To reduce the gas caused by eating beans:

  • Always soak dried beans.
  • If you don’t eat a lot of beans, gradually add them to your diet. This helps your body get used to the extra fiber.
  • Chew them well.

Where to find legumes

Legumes may be purchased at any grocery store or online. They do not cost a lot of money and can be stored for a very long time. They come in bags (dried beans), cans (already cooked), or jars.

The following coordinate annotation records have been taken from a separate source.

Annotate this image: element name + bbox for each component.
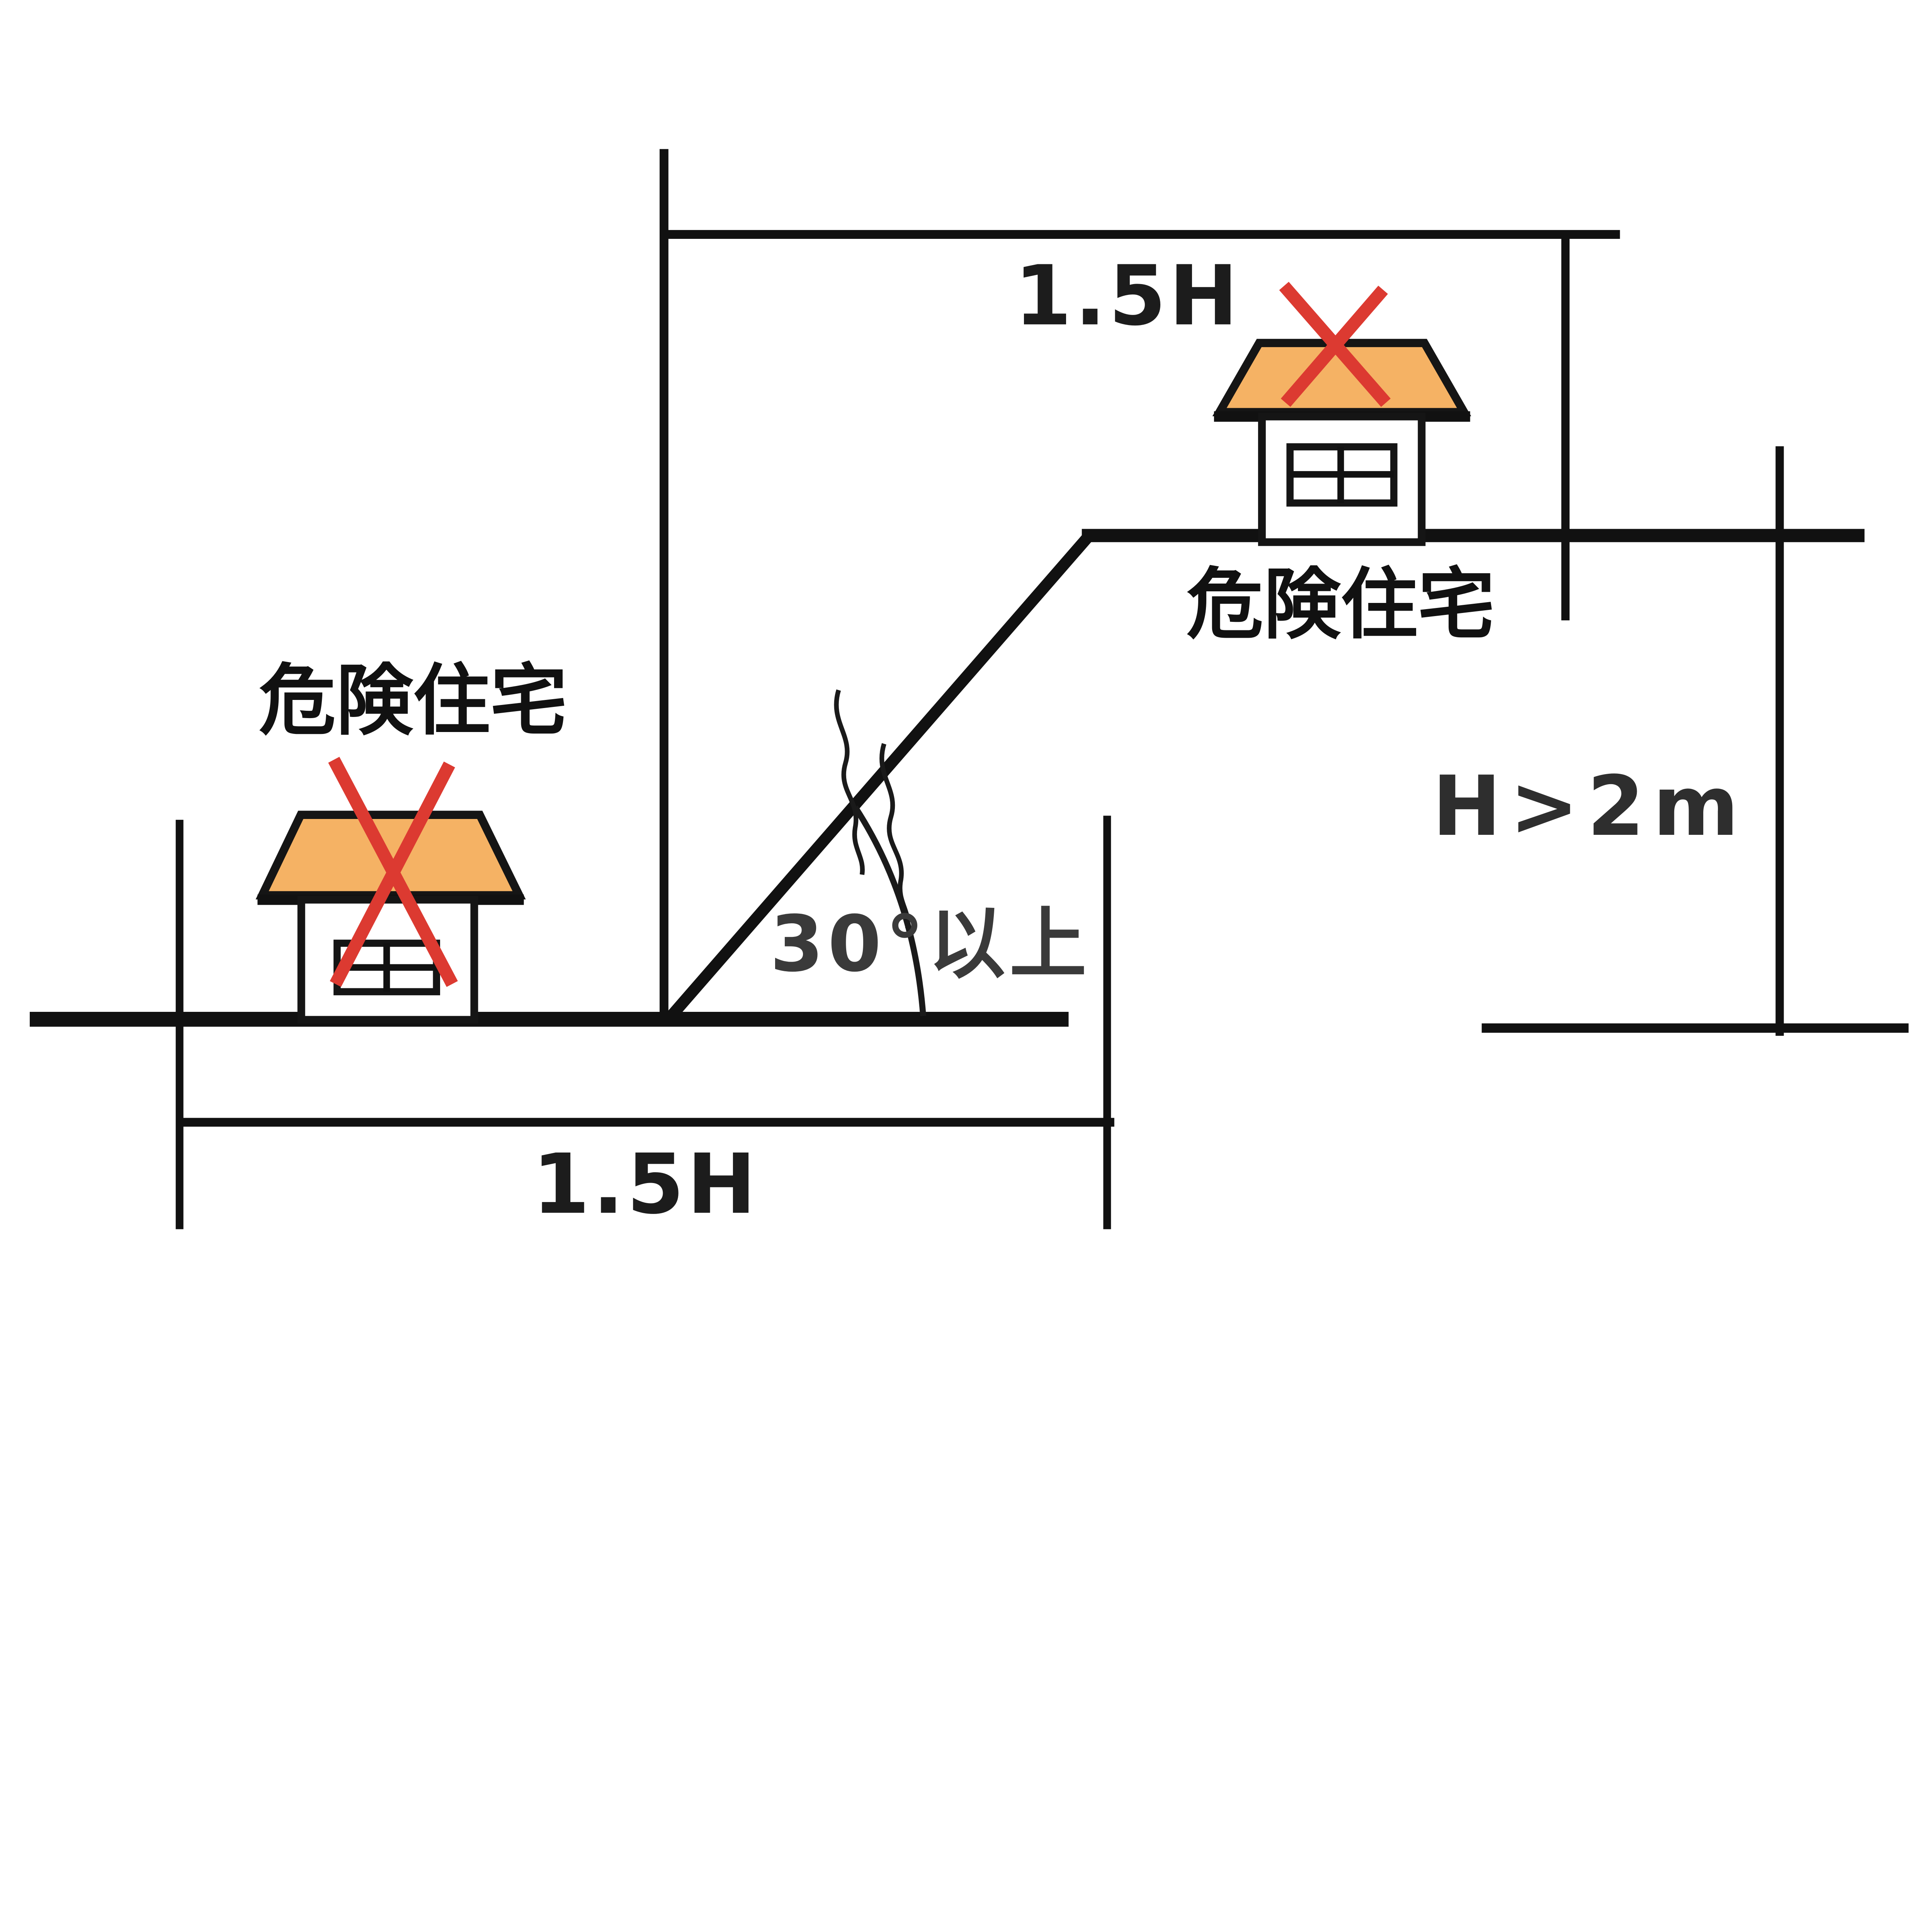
slope-hazard-diagram: 1.5H 危険住宅 危険住宅 30°以上 H>2m 1.5H: [0, 0, 1932, 1366]
upper-house-label: 危険住宅: [1187, 560, 1495, 650]
bottom-dimension-label: 1.5H: [532, 1137, 759, 1233]
lower-house-icon: [257, 760, 524, 1020]
height-condition-label: H>2m: [1432, 759, 1747, 855]
slope-break-mark-1: [836, 690, 862, 875]
top-dimension-label: 1.5H: [1014, 248, 1241, 344]
upper-house-icon: [1214, 286, 1470, 542]
lower-house-label: 危険住宅: [259, 656, 567, 746]
diagram-labels: 1.5H 危険住宅 危険住宅 30°以上 H>2m 1.5H: [259, 248, 1747, 1233]
diagram-canvas: 1.5H 危険住宅 危険住宅 30°以上 H>2m 1.5H: [0, 0, 1932, 1366]
angle-condition-label: 30°以上: [770, 899, 1091, 989]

  • 2 cans black beans (15 oz.)
  • ½ medium onion
  • 2 garlic cloves
  • 2 tablespoons vegetable oil
  • ½ teaspoon cumin (ground)
  • ½ teaspoon salt
  • ¼ teaspoon oregano (fresh or dried)


  1. Carefully drain the juice from one can of black beans. Pour the drained black beans into a bowl. Use a potato masher to mash the beans until they are no longer whole. Set the mashed beans aside.
  2. Chop the onion into ¼-inch pieces. Set the onions aside.
  3. Peel the garlic cloves and mince them finely. Set the garlic aside.
  4. In a medium sauce pan, heat your cooking oil over medium high heat. Add the onions and sauté for 1 to 2 minutes.
  5. Stir in the garlic and cumin and cook for 30 seconds more.
  6. Stir in the mashed black beans and the second can of black beans, including the juice.
  7. When the beans begin to boil, reduce the heat to low, stir in the salt and oregano and simmer for 10 minutes, uncovered.